A senior Chinese official on Saturday (31 December) reiterated the Communist party's stand and ruled out independence for Hong Kong under "one country, two systems" arrangement.
The head of China's Hong Kong Macau Affairs Office, Wang Guangya, told pro-Beijing Hong Kong magazine The Bauhinia that "under 'one country, two systems' there is absolutely no space for 'Hong Kong independence'", in comments carried in the ruling Communist Party's People's Daily on Saturday.
However, he added that there can be tolerance for difference in the systems between Hong Kong and Beijing.
The communist leaders are said to be increasingly worried about the new growing pro-democracy movement in Hong Kong, the former British colony, which returned to mainland rule in 1997. The recent protests in the city have further irked Beijing as it doesn't want Hong Kong to break the long-standing autonomy known as "one country, two systems".
"Hong Kong is an inseparable part of the country and in no situation is 'Hong Kong independence' allowed.
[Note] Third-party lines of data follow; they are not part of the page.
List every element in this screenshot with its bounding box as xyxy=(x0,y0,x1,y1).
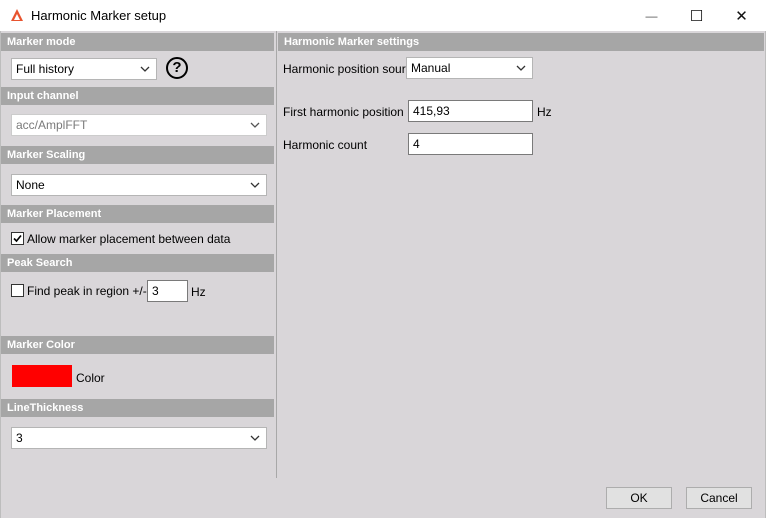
peak-search-header: Peak Search xyxy=(1,254,274,272)
cancel-button[interactable]: Cancel xyxy=(686,487,752,509)
harmonic-settings-header: Harmonic Marker settings xyxy=(278,33,764,51)
find-peak-label[interactable]: Find peak in region +/- xyxy=(27,284,147,298)
maximize-icon: ☐ xyxy=(689,7,704,25)
find-peak-checkbox[interactable] xyxy=(11,284,24,297)
peak-region-unit: Hz xyxy=(191,285,206,299)
app-logo-icon xyxy=(11,9,23,21)
marker-mode-select[interactable]: Full history xyxy=(11,58,157,80)
marker-scaling-value: None xyxy=(16,178,45,192)
allow-placement-checkbox[interactable] xyxy=(11,232,24,245)
allow-placement-label[interactable]: Allow marker placement between data xyxy=(27,232,230,246)
minimize-button[interactable]: — xyxy=(629,0,674,31)
line-thickness-select[interactable]: 3 xyxy=(11,427,267,449)
marker-scaling-select[interactable]: None xyxy=(11,174,267,196)
line-thickness-value: 3 xyxy=(16,431,23,445)
close-icon: ✕ xyxy=(735,7,748,25)
marker-color-header: Marker Color xyxy=(1,336,274,354)
input-channel-header: Input channel xyxy=(1,87,274,105)
harmonic-count-label: Harmonic count xyxy=(283,138,368,152)
maximize-button[interactable]: ☐ xyxy=(674,0,719,31)
chevron-down-icon xyxy=(250,435,260,441)
chevron-down-icon xyxy=(516,65,526,71)
peak-region-value: 3 xyxy=(152,284,159,298)
first-position-label: First harmonic position xyxy=(283,105,404,119)
ok-button[interactable]: OK xyxy=(606,487,672,509)
help-icon[interactable]: ? xyxy=(166,57,188,79)
harmonic-count-input[interactable]: 4 xyxy=(408,133,533,155)
first-position-input[interactable]: 415,93 xyxy=(408,100,533,122)
help-glyph: ? xyxy=(172,59,182,76)
input-channel-value: acc/AmplFFT xyxy=(16,118,88,132)
chevron-down-icon xyxy=(140,66,150,72)
peak-region-input[interactable]: 3 xyxy=(147,280,188,302)
marker-placement-header: Marker Placement xyxy=(1,205,274,223)
checkmark-icon xyxy=(13,234,22,243)
close-button[interactable]: ✕ xyxy=(719,0,764,31)
title-bar: Harmonic Marker setup — ☐ ✕ xyxy=(0,0,766,31)
input-channel-select: acc/AmplFFT xyxy=(11,114,267,136)
marker-color-swatch[interactable] xyxy=(12,365,72,387)
harmonic-count-value: 4 xyxy=(413,137,420,151)
minimize-icon: — xyxy=(645,8,658,23)
marker-color-label: Color xyxy=(76,371,105,385)
chevron-down-icon xyxy=(250,122,260,128)
marker-mode-header: Marker mode xyxy=(1,33,274,51)
line-thickness-header: LineThickness xyxy=(1,399,274,417)
marker-mode-value: Full history xyxy=(16,62,75,76)
first-position-value: 415,93 xyxy=(413,104,450,118)
window-title: Harmonic Marker setup xyxy=(31,8,167,23)
marker-scaling-header: Marker Scaling xyxy=(1,146,274,164)
first-position-unit: Hz xyxy=(537,105,552,119)
panel-divider xyxy=(276,31,277,478)
position-source-value: Manual xyxy=(411,61,451,75)
position-source-select[interactable]: Manual xyxy=(406,57,533,79)
position-source-label: Harmonic position source xyxy=(283,62,419,76)
chevron-down-icon xyxy=(250,182,260,188)
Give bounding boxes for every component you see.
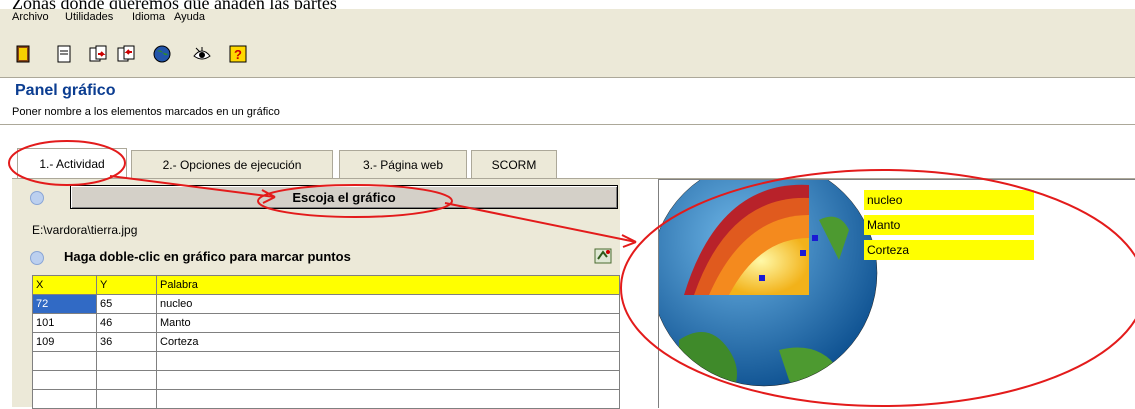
arrow-button-to-image	[444, 202, 637, 243]
annotation-overlay	[8, 140, 1135, 407]
button-highlight-ellipse	[257, 184, 453, 218]
tab-highlight-ellipse	[8, 140, 126, 186]
arrow-tab-to-button	[109, 175, 276, 198]
image-highlight-ellipse	[620, 169, 1135, 407]
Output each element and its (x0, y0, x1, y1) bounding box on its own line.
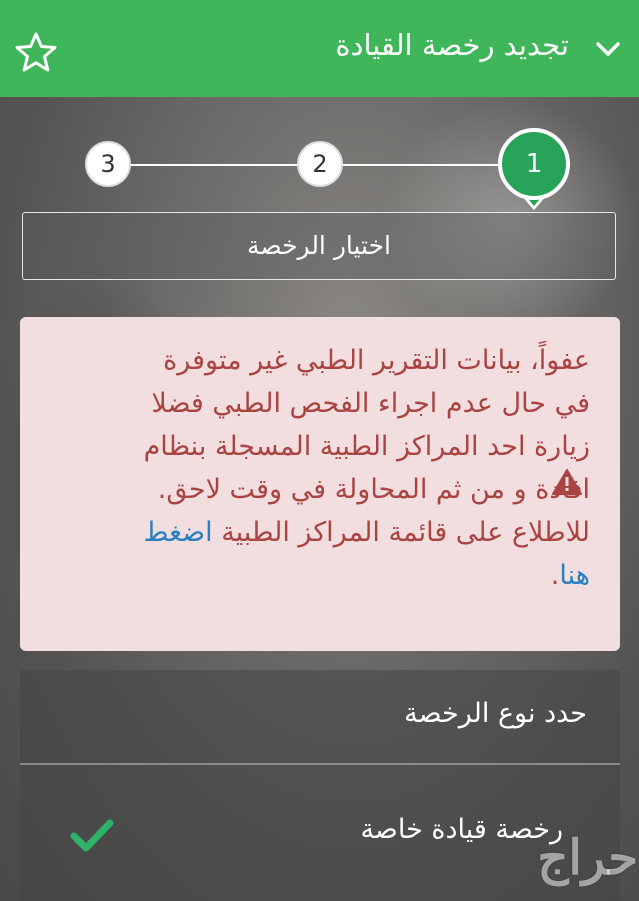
medical-report-alert: عفواً، بيانات التقرير الطبي غير متوفرة ف… (20, 317, 620, 651)
step-2[interactable]: 2 (297, 141, 343, 187)
star-outline-icon[interactable] (14, 30, 58, 74)
step-2-label: 2 (312, 150, 328, 178)
app-header: تجديد رخصة القيادة (0, 0, 639, 97)
licence-selection-box: اختيار الرخصة (22, 212, 616, 280)
page-title: تجديد رخصة القيادة (335, 28, 569, 62)
chevron-down-icon[interactable] (595, 38, 621, 60)
alert-message: عفواً، بيانات التقرير الطبي غير متوفرة ف… (120, 339, 591, 597)
step-1-label: 1 (525, 149, 543, 179)
haraj-watermark: حراج (537, 830, 638, 886)
step-1-active[interactable]: 1 (498, 128, 570, 200)
checkmark-icon (70, 819, 114, 852)
licence-selection-label: اختيار الرخصة (246, 231, 392, 260)
step-3-label: 3 (100, 150, 116, 178)
step-3[interactable]: 3 (85, 141, 131, 187)
licence-option-private[interactable]: رخصة قيادة خاصة (360, 814, 563, 845)
warning-triangle-icon (552, 469, 582, 495)
licence-type-title: حدد نوع الرخصة (404, 698, 587, 729)
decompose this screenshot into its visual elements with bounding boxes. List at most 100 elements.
This is a bottom line that cannot be touched in 'one country, two systems'," Reuters cited Wang as saying.
He agreed that given this agreement is new - and has no ready-made experience to draw from – it results in "new situations, new problems and new challenges".
"You can't expect it to be all plain sailing. The central government has confidence in and patience with Hong Kong. As long as the 'one country' principle is not damaged, the difference in the 'two systems' absolutely can be tolerated and respected," Wang added.
Earlier in November, China's parliament staged a rare interpretation of Hong Kong's mini-constitution, the Basic Law. It barred pro-independence lawmakers in the city from taking oath for office.
Wang defended this interpretation and said it did not affect the independence of the legal system in Hong Kong. However, that independence cannot stop China's parliament's ability to interpret the Basic Law, he added.
"It needs to be pointed out that the independence of the legal system is an important principle of the rule of law in Hong Kong, and the central government has always cherished and protected the independence of Hong Kong's legal system," Reuters cited Wang as saying.
Since Beijing has the ultimate control, Hong Kong democracy fighters are said to be constantly anxious that the Communist Party rulers are interfering to head off dissent. Chinese President Xi Jinping said last week that he supported the pro-China Hong Kong government's move to curb any actions that calls for or promotes independence for the global financial hub.